Esses autores observam que, ao final do dia, a menor intensidade solar é paradoxalmente acompanhada por temperaturas superficiais ainda elevadas, devido à capacidade dos materiais de absorver e armazenar calor ao longo do dia. "Em um clima desértico, esse fenômeno pode ser observado pela sensação de calor liberado pelo solo e superfícies duras bem após o pôr do sol. As superfícies expostas ao sol só retornaram à temperatura inicial de 9 a 11 horas após o pico, o que significa que o risco persiste por muito tempo após as horas mais quentes."
Casos de 'queimaduras em estradas' no Reino UnidoEm 2023, enfermeiros do Hospital Queen Elizabeth, em Birmingham, relataram no British Paramedic Journal os primeiros casos de queimaduras por contato em calçadas no Reino Unido. Ambos os casos ocorreram em áreas urbanas em 19 de julho de 2022, o dia mais quente já registrado no Reino Unido. Naquele dia, a temperatura máxima ultrapassou 40°C em vários locais do país. Ambos os pacientes apresentavam comorbidades significativas, o que pode ter contribuído para o desenvolvimento de insolação e lesões cutâneas subsequentes.
O primeiro caso envolve um homem de 66 anos com doença de Parkinson, hipertensão, diabetes tipo 2 e um acidente vascular cerebral prévio.
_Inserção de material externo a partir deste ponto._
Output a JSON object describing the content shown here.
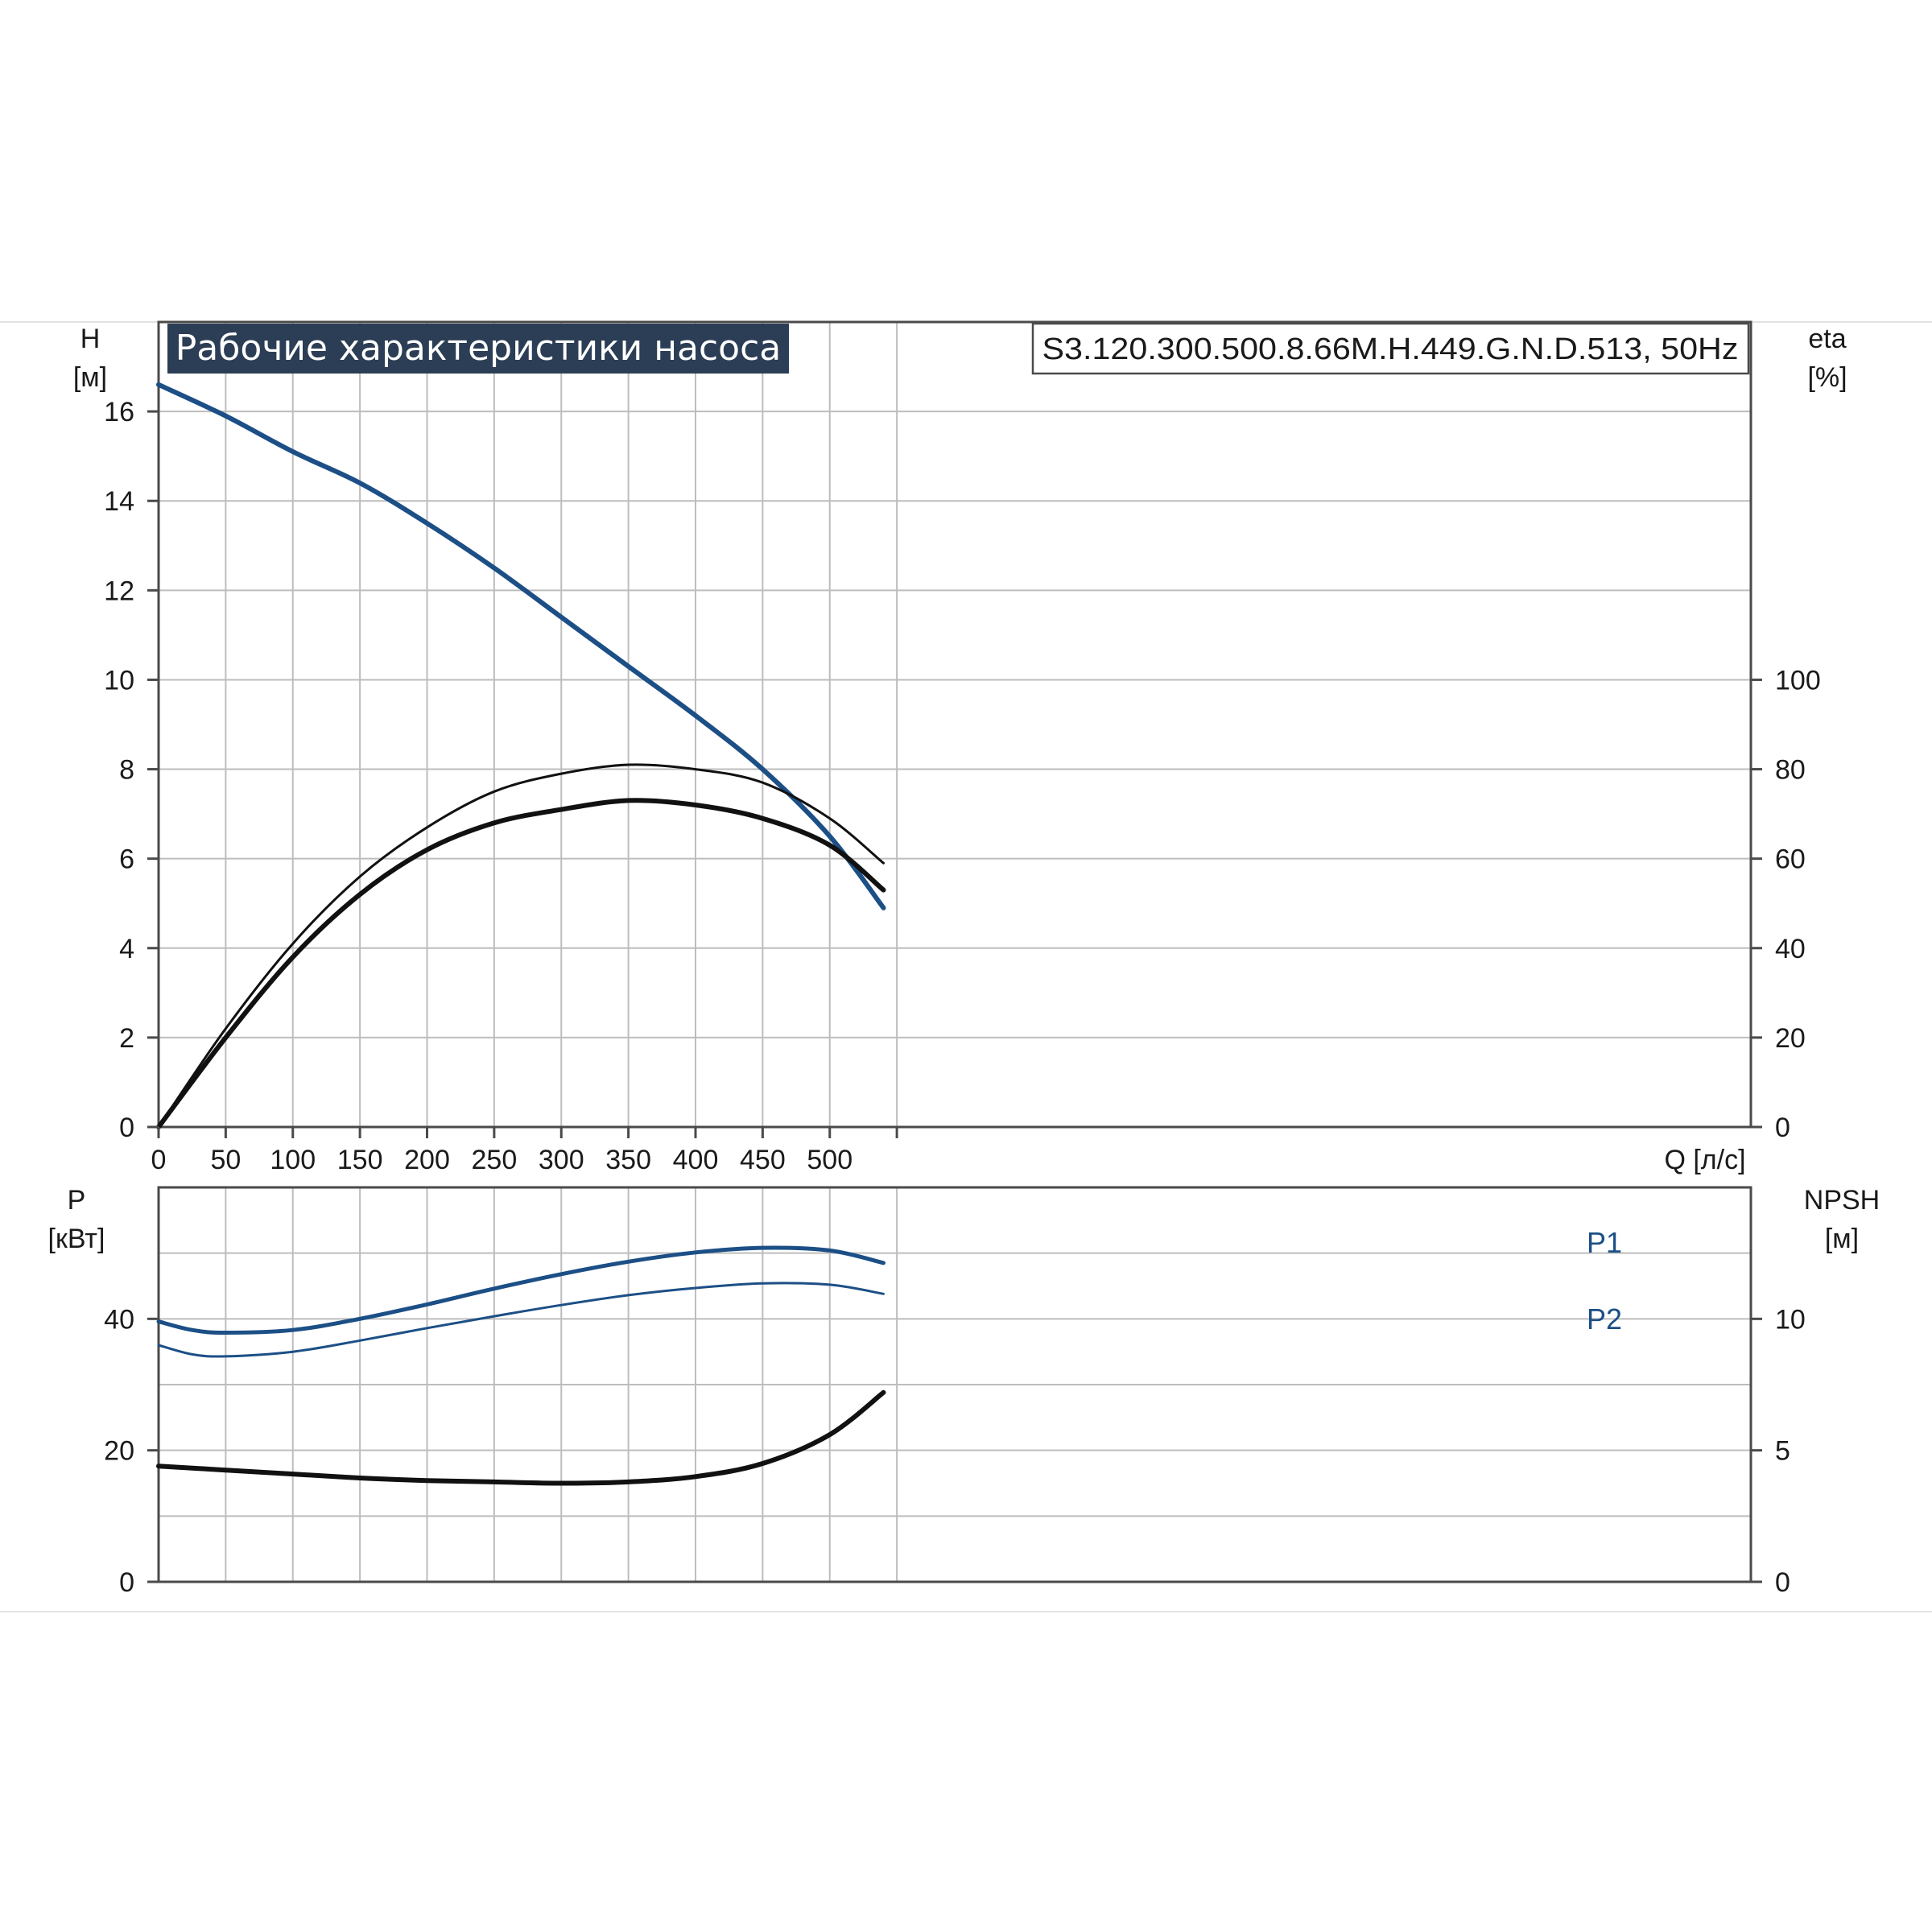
{
  "title": "Рабочие характеристики насоса",
  "model": "S3.120.300.500.8.66M.H.449.G.N.D.513, 50Hz",
  "colors": {
    "blue": "#1c4f86",
    "black": "#111111",
    "grid": "#bdbdbd",
    "title_bg": "#2c3e55"
  },
  "chart_data": [
    {
      "type": "line",
      "title": "Рабочие характеристики насоса",
      "xlabel": "Q [л/с]",
      "x_ticks": [
        "0",
        "50",
        "100",
        "150",
        "200",
        "250",
        "300",
        "350",
        "400",
        "450",
        "500"
      ],
      "xlim": [
        0,
        550
      ],
      "ylabel_left": [
        "H",
        "[м]"
      ],
      "ylim_left": [
        0,
        18
      ],
      "y_ticks_left": [
        "0",
        "2",
        "4",
        "6",
        "8",
        "10",
        "12",
        "14",
        "16"
      ],
      "ylabel_right": [
        "eta",
        "[%]"
      ],
      "ylim_right": [
        0,
        180
      ],
      "y_ticks_right": [
        "0",
        "20",
        "40",
        "60",
        "80",
        "100"
      ],
      "grid": true,
      "series": [
        {
          "axis": "left",
          "color": "#1c4f86",
          "width": 6,
          "x": [
            0,
            50,
            100,
            150,
            200,
            250,
            300,
            350,
            400,
            450,
            500,
            540
          ],
          "y": [
            16.6,
            15.9,
            15.1,
            14.4,
            13.5,
            12.5,
            11.4,
            10.3,
            9.2,
            8.0,
            6.5,
            4.9
          ]
        },
        {
          "axis": "right",
          "color": "#111111",
          "width": 3,
          "x": [
            0,
            50,
            100,
            150,
            200,
            250,
            300,
            350,
            400,
            450,
            500,
            540
          ],
          "y": [
            0,
            22,
            41,
            56,
            67,
            75,
            79,
            81,
            80,
            77,
            69,
            59
          ]
        },
        {
          "axis": "right",
          "color": "#111111",
          "width": 6,
          "x": [
            0,
            50,
            100,
            150,
            200,
            250,
            300,
            350,
            400,
            450,
            500,
            540
          ],
          "y": [
            0,
            20,
            38,
            52,
            62,
            68,
            71,
            73,
            72,
            69,
            63,
            53
          ]
        }
      ]
    },
    {
      "type": "line",
      "ylabel_left": [
        "P",
        "[кВт]"
      ],
      "ylim_left": [
        0,
        60
      ],
      "y_ticks_left": [
        "0",
        "20",
        "40"
      ],
      "ylabel_right": [
        "NPSH",
        "[м]"
      ],
      "ylim_right": [
        0,
        15
      ],
      "y_ticks_right": [
        "0",
        "5",
        "10"
      ],
      "xlim": [
        0,
        550
      ],
      "grid": true,
      "series": [
        {
          "name": "P1",
          "axis": "left",
          "color": "#1c4f86",
          "width": 5,
          "x": [
            0,
            25,
            50,
            100,
            150,
            200,
            250,
            300,
            350,
            400,
            450,
            500,
            540
          ],
          "y": [
            39.6,
            38.3,
            37.9,
            38.3,
            40.0,
            42.2,
            44.6,
            46.8,
            48.7,
            50.1,
            50.8,
            50.4,
            48.5
          ]
        },
        {
          "name": "P2",
          "axis": "left",
          "color": "#1c4f86",
          "width": 3,
          "x": [
            0,
            25,
            50,
            100,
            150,
            200,
            250,
            300,
            350,
            400,
            450,
            500,
            540
          ],
          "y": [
            36.0,
            34.6,
            34.3,
            35.0,
            36.7,
            38.6,
            40.4,
            42.1,
            43.6,
            44.7,
            45.4,
            45.2,
            43.8
          ]
        },
        {
          "axis": "right",
          "color": "#111111",
          "width": 6,
          "x": [
            0,
            50,
            100,
            150,
            200,
            250,
            300,
            350,
            400,
            450,
            500,
            540
          ],
          "y": [
            4.4,
            4.25,
            4.1,
            3.95,
            3.85,
            3.8,
            3.75,
            3.8,
            4.0,
            4.5,
            5.6,
            7.2
          ]
        }
      ]
    }
  ]
}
Ele foi encontrado inconsciente como passageiro em um carro. Seguindo a orientação do operador do pronto-socorro, seus familiares o colocaram em posição de recuperação (decúbito lateral direito) no asfalto de um estacionamento. O paciente permaneceu no chão por aproximadamente 15 minutos, até a chegada da ambulância.
O contato prolongado com o solo superaquecido durante uma onda de calor causou queimaduras em aproximadamente 5% da superfície corporal total. Este paciente apresentou queimaduras de segundo grau no couro cabeludo occipital, cotovelo direito, cotovelo esquerdo e nádega direita, uma queimadura de terceiro grau na perna direita (1%) e uma queimadura dérmica profunda no flanco direito (1%).
Algumas das queimaduras eram profundas e exigiram enxertos de pele quase um mês depois. Uma semana após o procedimento, observou-se a completa absorção do enxerto. A perda de consciência foi atribuída à insolação, agravada pela doença de Parkinson.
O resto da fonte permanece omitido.